Norma I. Quintana, “Future Electorate” (2024) (left) and “Trump Voter” (2024) (pictures courtesy the artist)
They used to name them recuerdos (which means recollections, but additionally souvenirs or keepsakes), the portraits captured towards a painted backdrop by itinerant photographers identified in Puerto Rico and elsewhere as ambulantes. In distinction to the scenic pictures exported en masse to advertise a picturesque imaginative and prescient for international traders and vacationers, these had been extremely private snapshots, usually taken with a particular recipient in thoughts.
“The photos would be sent out to the mainland as a way of saying: ‘I’m thinking of you, I miss you,’” mentioned Norma I. Quintana, whose mother and father immigrated to Cleveland, Ohio, from the Puerto Rican mountain city of Lares. Her mom despatched Quintana’s father one such token of remembrance from the island, considered one of a number of saved in household albums, and the artist posed for comparable studio portraits as a toddler throughout journeys again to go to kin.

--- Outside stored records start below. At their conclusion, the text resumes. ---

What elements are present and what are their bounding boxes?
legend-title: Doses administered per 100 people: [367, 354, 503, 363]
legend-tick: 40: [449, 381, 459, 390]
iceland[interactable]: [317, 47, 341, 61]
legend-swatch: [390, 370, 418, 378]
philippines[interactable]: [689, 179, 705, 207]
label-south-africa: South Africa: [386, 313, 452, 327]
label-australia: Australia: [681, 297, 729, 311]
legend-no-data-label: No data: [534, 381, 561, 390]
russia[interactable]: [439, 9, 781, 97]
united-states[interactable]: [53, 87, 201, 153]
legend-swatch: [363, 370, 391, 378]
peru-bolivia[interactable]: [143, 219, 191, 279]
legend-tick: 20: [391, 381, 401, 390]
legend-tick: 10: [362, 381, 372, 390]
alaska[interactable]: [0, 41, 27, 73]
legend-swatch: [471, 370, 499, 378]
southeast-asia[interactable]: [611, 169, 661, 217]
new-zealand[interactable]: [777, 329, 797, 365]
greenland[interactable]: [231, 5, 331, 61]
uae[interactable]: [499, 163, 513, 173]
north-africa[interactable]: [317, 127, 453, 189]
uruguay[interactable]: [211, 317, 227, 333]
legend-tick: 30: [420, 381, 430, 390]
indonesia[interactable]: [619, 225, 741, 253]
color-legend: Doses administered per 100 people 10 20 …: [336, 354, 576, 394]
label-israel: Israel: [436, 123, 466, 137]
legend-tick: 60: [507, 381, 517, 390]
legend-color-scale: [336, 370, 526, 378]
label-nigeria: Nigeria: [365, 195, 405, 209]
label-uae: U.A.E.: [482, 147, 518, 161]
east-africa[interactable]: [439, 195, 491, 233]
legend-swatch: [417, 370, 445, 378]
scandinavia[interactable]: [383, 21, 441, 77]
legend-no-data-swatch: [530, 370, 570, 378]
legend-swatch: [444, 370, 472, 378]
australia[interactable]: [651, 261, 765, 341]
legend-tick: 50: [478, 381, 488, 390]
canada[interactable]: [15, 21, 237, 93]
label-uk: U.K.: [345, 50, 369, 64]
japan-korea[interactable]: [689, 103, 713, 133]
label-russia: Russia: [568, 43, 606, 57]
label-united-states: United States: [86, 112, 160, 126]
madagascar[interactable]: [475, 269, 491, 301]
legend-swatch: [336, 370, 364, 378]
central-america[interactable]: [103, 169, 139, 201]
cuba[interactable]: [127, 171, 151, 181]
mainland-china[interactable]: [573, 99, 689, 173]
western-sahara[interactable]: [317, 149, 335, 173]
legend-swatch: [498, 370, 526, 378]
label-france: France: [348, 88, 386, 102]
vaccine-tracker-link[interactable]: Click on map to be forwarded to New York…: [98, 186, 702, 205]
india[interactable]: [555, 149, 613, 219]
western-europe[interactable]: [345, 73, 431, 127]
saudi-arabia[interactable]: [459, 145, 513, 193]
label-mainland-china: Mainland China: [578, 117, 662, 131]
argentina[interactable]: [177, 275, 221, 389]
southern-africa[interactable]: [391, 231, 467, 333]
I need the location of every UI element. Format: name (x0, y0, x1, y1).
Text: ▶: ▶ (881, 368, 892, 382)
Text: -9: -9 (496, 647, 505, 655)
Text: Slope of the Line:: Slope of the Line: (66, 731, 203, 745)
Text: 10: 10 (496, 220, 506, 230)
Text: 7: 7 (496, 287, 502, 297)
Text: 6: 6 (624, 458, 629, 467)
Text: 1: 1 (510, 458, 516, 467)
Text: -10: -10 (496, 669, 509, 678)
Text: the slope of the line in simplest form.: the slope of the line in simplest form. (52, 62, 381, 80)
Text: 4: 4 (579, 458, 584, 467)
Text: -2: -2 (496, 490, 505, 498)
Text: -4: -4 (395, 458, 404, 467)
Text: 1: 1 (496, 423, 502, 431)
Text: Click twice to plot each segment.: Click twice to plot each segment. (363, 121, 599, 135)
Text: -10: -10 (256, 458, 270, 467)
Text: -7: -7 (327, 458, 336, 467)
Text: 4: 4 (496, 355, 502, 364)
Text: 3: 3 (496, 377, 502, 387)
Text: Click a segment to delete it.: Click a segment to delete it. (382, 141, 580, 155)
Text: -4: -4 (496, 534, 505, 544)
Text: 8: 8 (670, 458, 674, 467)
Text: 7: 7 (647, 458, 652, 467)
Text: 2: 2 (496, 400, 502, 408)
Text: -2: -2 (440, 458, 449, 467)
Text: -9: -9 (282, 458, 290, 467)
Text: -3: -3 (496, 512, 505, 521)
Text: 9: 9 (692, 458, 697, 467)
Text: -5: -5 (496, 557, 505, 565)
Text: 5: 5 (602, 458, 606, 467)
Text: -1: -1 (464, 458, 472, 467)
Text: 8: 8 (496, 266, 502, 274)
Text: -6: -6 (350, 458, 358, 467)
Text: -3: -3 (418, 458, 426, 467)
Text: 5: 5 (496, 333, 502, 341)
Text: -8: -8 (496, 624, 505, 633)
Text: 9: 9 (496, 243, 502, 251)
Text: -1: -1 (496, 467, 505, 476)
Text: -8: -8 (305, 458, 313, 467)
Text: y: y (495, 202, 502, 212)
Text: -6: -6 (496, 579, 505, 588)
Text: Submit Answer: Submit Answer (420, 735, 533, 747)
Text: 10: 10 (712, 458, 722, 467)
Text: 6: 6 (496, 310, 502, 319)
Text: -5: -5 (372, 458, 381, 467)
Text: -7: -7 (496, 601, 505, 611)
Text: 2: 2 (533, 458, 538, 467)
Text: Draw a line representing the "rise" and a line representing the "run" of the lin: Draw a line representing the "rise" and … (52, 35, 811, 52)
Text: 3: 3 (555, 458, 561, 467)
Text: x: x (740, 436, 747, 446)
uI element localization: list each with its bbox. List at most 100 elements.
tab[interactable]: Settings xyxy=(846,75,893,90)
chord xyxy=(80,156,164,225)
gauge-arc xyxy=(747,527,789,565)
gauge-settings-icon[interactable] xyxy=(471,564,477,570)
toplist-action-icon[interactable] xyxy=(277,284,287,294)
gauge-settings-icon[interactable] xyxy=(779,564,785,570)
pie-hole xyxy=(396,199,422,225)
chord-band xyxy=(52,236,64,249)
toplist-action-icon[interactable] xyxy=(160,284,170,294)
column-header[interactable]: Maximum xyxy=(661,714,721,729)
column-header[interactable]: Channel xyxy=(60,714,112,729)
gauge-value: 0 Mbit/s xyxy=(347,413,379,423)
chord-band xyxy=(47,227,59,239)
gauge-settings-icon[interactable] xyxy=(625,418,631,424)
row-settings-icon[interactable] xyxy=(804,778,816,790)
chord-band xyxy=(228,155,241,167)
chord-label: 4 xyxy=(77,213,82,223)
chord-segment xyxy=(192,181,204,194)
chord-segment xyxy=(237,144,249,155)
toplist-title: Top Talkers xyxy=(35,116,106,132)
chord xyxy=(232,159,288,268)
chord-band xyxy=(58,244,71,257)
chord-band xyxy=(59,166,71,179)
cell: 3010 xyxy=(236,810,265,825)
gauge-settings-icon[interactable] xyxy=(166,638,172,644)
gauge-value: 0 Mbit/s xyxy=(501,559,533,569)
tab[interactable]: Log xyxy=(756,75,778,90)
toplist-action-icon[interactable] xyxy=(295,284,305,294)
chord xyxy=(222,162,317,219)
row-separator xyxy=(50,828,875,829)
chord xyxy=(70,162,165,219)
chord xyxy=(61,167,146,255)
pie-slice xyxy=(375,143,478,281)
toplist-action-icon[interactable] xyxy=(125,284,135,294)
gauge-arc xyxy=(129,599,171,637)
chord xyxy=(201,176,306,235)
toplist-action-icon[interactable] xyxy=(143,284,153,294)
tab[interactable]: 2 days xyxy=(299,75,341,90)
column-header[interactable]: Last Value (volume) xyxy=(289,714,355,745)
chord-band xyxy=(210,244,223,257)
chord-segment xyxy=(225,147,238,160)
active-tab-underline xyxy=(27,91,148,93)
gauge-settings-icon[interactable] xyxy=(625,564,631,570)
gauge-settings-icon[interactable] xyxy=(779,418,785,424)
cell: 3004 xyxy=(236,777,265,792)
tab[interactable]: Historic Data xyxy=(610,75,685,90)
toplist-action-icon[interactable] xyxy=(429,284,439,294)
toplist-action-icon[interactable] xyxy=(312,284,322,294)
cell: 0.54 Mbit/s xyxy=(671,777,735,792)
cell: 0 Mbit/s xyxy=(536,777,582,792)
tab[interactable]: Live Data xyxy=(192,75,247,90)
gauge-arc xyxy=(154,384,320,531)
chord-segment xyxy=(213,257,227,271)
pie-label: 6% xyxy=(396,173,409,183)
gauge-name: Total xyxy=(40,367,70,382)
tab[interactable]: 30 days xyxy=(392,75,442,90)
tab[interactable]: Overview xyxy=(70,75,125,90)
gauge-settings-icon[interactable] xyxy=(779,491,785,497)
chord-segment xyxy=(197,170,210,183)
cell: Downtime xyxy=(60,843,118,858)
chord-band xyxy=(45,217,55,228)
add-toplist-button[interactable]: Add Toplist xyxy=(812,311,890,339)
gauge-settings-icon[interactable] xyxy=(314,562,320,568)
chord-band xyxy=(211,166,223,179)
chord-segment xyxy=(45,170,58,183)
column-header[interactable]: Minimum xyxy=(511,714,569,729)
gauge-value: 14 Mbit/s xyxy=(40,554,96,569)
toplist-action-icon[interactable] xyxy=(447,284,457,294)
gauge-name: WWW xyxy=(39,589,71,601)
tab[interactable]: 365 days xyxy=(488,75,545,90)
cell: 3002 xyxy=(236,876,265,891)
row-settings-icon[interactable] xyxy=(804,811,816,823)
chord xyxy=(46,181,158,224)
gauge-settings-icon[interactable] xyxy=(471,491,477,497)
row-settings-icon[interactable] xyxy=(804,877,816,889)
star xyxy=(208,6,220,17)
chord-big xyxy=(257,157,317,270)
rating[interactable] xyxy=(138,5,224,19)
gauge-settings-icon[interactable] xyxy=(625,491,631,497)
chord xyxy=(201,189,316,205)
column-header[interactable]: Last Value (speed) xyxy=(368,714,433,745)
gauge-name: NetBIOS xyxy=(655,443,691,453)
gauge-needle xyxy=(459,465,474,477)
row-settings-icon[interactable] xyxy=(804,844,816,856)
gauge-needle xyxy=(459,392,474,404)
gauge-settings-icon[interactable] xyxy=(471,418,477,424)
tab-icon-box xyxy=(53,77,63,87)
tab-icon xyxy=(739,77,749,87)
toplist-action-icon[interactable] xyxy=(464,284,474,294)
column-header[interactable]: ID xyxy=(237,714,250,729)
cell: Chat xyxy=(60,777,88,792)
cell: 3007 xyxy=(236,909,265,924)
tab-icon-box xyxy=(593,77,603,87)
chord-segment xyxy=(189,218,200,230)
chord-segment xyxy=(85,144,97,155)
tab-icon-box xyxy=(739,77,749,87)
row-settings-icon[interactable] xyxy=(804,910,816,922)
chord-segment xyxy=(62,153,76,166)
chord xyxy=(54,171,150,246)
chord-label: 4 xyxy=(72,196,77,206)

Quintana has photographed round 100 people in her present house of Napa Valley within the classic type of “recuerdos” for her ongoing collection Neglect Me Not (No Me Olvides) (2004–ongoing), channeling a Puerto Rican and Latin American image-making custom right into a meditation on on a regular basis folks.
“It is my hope that viewers can see themselves in the photographs, and by doing so make the Puerto Rican experience their experience,” Quintana informed me in a cellphone name final week.
It’s a sentiment that has stayed with me over the previous couple of days, as Donald Trump ramped up his dehumanizing discourse towards undocumented immigrants, US residents corresponding to Puerto Ricans, the trans group, and extra — a technique that works by othering sure teams to propagate harmful delusions of racial and class-based superiority.
Neglect Me Not dismantles this fallacy by harnessing “common humanity and what bonds us,” in Quintana’s phrases.
“Nobody should think, ‘Oh, this doesn’t apply to me,’” she mentioned. “We are all Puerto Rican.”
Among the many numerous people who’ve sat for her, from military veterans to circus performers, are a younger Kamala Harris supporter and an older Trump voter. In separate silver gelatin prints, they’re every depicted towards the identical backdrop of softly rendered waves crashing towards a rocky shore, leaning on a hand-painted picket stand.
Quintana, who finds her topics by stopping folks on the road or assembly them by means of neighbors, may sense the older man’s hesitation when she approached him, describing “a level of suspicion and mistrust that was a rare reaction to my invitation to be photographed.” The pictures could also be seen as paperwork of division, however they’re rooted within the centuries-old impulse to chronicle, join, and bridge distances.
Quintana’s venture gave me hope, on this darkest of moments, that artwork could be transcendent — and that we are able to see the sunshine of our shared function on the finish of the lengthy street forward.